Technical Abstract: Bovine mastitis (mammary gland infections) exists on every dairy farm, affects 1/3 of the animals, and costs the US dairy industry about $2 Billion annually. There are multiple mastitis-causing pathogens but streptococci and staphylococci are the most predominant. Broad spectrum antibiotics are often less than 50% effective, with culling often necessary. Transgenic cattle resistant to S. aureus mastitis challenge have been created via mammary gland expression of a peptidoglycan (PG) hydrolase (lysostaphin) that is lytic for S. aureus cell walls (Nat. Biotechnol. 23:445-51). Phage endolysins are a prodigious source of novel PG hydrolases that often contain two discrete enzymatic domains that each target a unique bond in the PG. We have performed deletion analysis and site-directed mutagenesis to show that the streptococcal phage B30 endolysin Acm glycosidase (lysozyme-like) domain, although highly conserved and enzymatically active on cell wall preparations, does not contribute significantly to cell lysis when added externally in turbidity reduction assays.
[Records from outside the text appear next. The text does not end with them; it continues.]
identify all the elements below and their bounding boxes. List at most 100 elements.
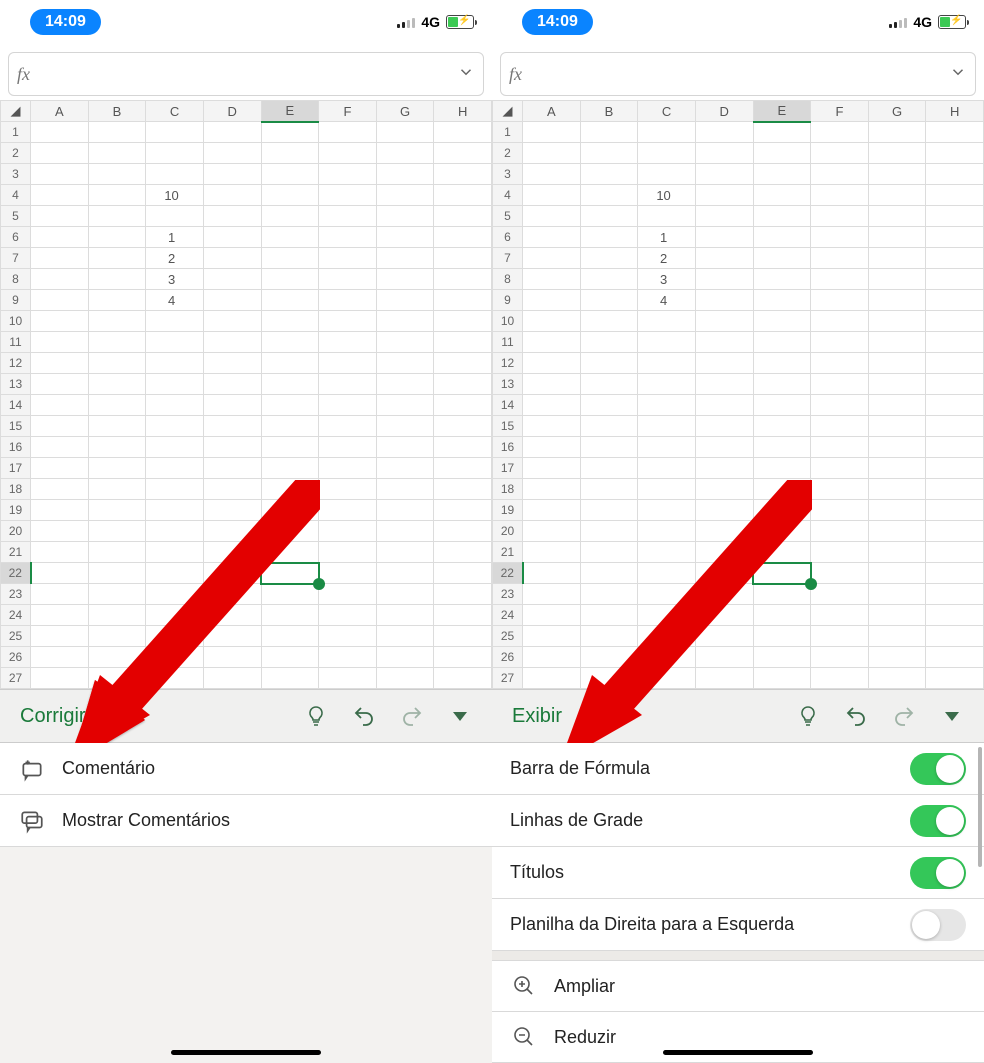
cell-A22[interactable] xyxy=(31,563,89,584)
row-header-11[interactable]: 11 xyxy=(493,332,523,353)
cell-A1[interactable] xyxy=(523,122,581,143)
cell-A16[interactable] xyxy=(523,437,581,458)
cell-C22[interactable] xyxy=(146,563,204,584)
cell-F11[interactable] xyxy=(811,332,869,353)
cell-B5[interactable] xyxy=(88,206,146,227)
cell-A2[interactable] xyxy=(31,143,89,164)
cell-E17[interactable] xyxy=(753,458,811,479)
cell-B12[interactable] xyxy=(88,353,146,374)
cell-B18[interactable] xyxy=(580,479,638,500)
cell-H1[interactable] xyxy=(926,122,984,143)
cell-B16[interactable] xyxy=(88,437,146,458)
cell-G15[interactable] xyxy=(868,416,926,437)
cell-A14[interactable] xyxy=(523,395,581,416)
cell-A19[interactable] xyxy=(31,500,89,521)
cell-A11[interactable] xyxy=(31,332,89,353)
row-header-21[interactable]: 21 xyxy=(1,542,31,563)
cell-F17[interactable] xyxy=(811,458,869,479)
cell-G20[interactable] xyxy=(376,521,434,542)
cell-F15[interactable] xyxy=(319,416,377,437)
col-header-G[interactable]: G xyxy=(868,101,926,122)
cell-D11[interactable] xyxy=(695,332,753,353)
cell-C7[interactable]: 2 xyxy=(146,248,204,269)
cell-D10[interactable] xyxy=(695,311,753,332)
cell-C21[interactable] xyxy=(146,542,204,563)
col-header-F[interactable]: F xyxy=(319,101,377,122)
cell-F4[interactable] xyxy=(811,185,869,206)
cell-C19[interactable] xyxy=(638,500,696,521)
cell-A10[interactable] xyxy=(523,311,581,332)
cell-E1[interactable] xyxy=(261,122,319,143)
cell-C27[interactable] xyxy=(638,668,696,689)
cell-D27[interactable] xyxy=(695,668,753,689)
cell-D1[interactable] xyxy=(695,122,753,143)
cell-F18[interactable] xyxy=(319,479,377,500)
cell-G11[interactable] xyxy=(376,332,434,353)
cell-A3[interactable] xyxy=(523,164,581,185)
cell-H10[interactable] xyxy=(926,311,984,332)
cell-H25[interactable] xyxy=(926,626,984,647)
col-header-E[interactable]: E xyxy=(261,101,319,122)
row-header-11[interactable]: 11 xyxy=(1,332,31,353)
cell-D16[interactable] xyxy=(695,437,753,458)
cell-E13[interactable] xyxy=(261,374,319,395)
cell-H18[interactable] xyxy=(434,479,492,500)
formula-input[interactable] xyxy=(530,66,949,83)
cell-D20[interactable] xyxy=(203,521,261,542)
cell-E16[interactable] xyxy=(753,437,811,458)
cell-G2[interactable] xyxy=(868,143,926,164)
cell-C26[interactable] xyxy=(146,647,204,668)
cell-B5[interactable] xyxy=(580,206,638,227)
row-header-27[interactable]: 27 xyxy=(1,668,31,689)
cell-G6[interactable] xyxy=(868,227,926,248)
cell-A4[interactable] xyxy=(31,185,89,206)
cell-C11[interactable] xyxy=(146,332,204,353)
cell-B20[interactable] xyxy=(580,521,638,542)
cell-G6[interactable] xyxy=(376,227,434,248)
cell-D17[interactable] xyxy=(203,458,261,479)
cell-D18[interactable] xyxy=(203,479,261,500)
cell-D14[interactable] xyxy=(695,395,753,416)
cell-C14[interactable] xyxy=(638,395,696,416)
cell-H16[interactable] xyxy=(926,437,984,458)
cell-B14[interactable] xyxy=(88,395,146,416)
cell-D13[interactable] xyxy=(203,374,261,395)
cell-B24[interactable] xyxy=(88,605,146,626)
cell-E7[interactable] xyxy=(261,248,319,269)
cell-D3[interactable] xyxy=(203,164,261,185)
cell-A11[interactable] xyxy=(523,332,581,353)
cell-H26[interactable] xyxy=(434,647,492,668)
cell-B19[interactable] xyxy=(580,500,638,521)
row-header-16[interactable]: 16 xyxy=(1,437,31,458)
cell-F13[interactable] xyxy=(811,374,869,395)
undo-icon[interactable] xyxy=(834,694,878,738)
row-header-23[interactable]: 23 xyxy=(1,584,31,605)
cell-F27[interactable] xyxy=(811,668,869,689)
col-header-G[interactable]: G xyxy=(376,101,434,122)
col-header-D[interactable]: D xyxy=(203,101,261,122)
row-header-14[interactable]: 14 xyxy=(1,395,31,416)
cell-E22[interactable] xyxy=(261,563,319,584)
cell-G21[interactable] xyxy=(376,542,434,563)
cell-H12[interactable] xyxy=(434,353,492,374)
cell-F16[interactable] xyxy=(811,437,869,458)
cell-E3[interactable] xyxy=(753,164,811,185)
row-header-12[interactable]: 12 xyxy=(1,353,31,374)
row-header-7[interactable]: 7 xyxy=(1,248,31,269)
cell-A20[interactable] xyxy=(523,521,581,542)
cell-G17[interactable] xyxy=(376,458,434,479)
cell-A25[interactable] xyxy=(31,626,89,647)
cell-E18[interactable] xyxy=(753,479,811,500)
cell-C15[interactable] xyxy=(146,416,204,437)
cell-A14[interactable] xyxy=(31,395,89,416)
cell-C6[interactable]: 1 xyxy=(638,227,696,248)
cell-D3[interactable] xyxy=(695,164,753,185)
cell-B21[interactable] xyxy=(580,542,638,563)
cell-B10[interactable] xyxy=(580,311,638,332)
cell-B17[interactable] xyxy=(580,458,638,479)
chevron-down-icon[interactable] xyxy=(949,63,967,86)
formula-input[interactable] xyxy=(38,66,457,83)
cell-F12[interactable] xyxy=(319,353,377,374)
cell-C23[interactable] xyxy=(146,584,204,605)
cell-H3[interactable] xyxy=(926,164,984,185)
However, the N-terminal B30 CHAP endopeptidase domain is lytic toward multiple streptococci in the absence of the Acm domain (and C-terminal SH3b domain). Fusions of PG hydrolase domains have been shown to maintain their domain-specific hydrolytic activities. Fusing either the highly active B30 CHAP endopeptidase domain or the full length B30 endolysin to full length lysostaphin creates an antimicrobial that is active against both S. aureus and several streptococci. This designer antimicrobial approach demonstrates the facility of constructing highly specific antibacterial proteins that target multiple unrelated pathogens simultaneously.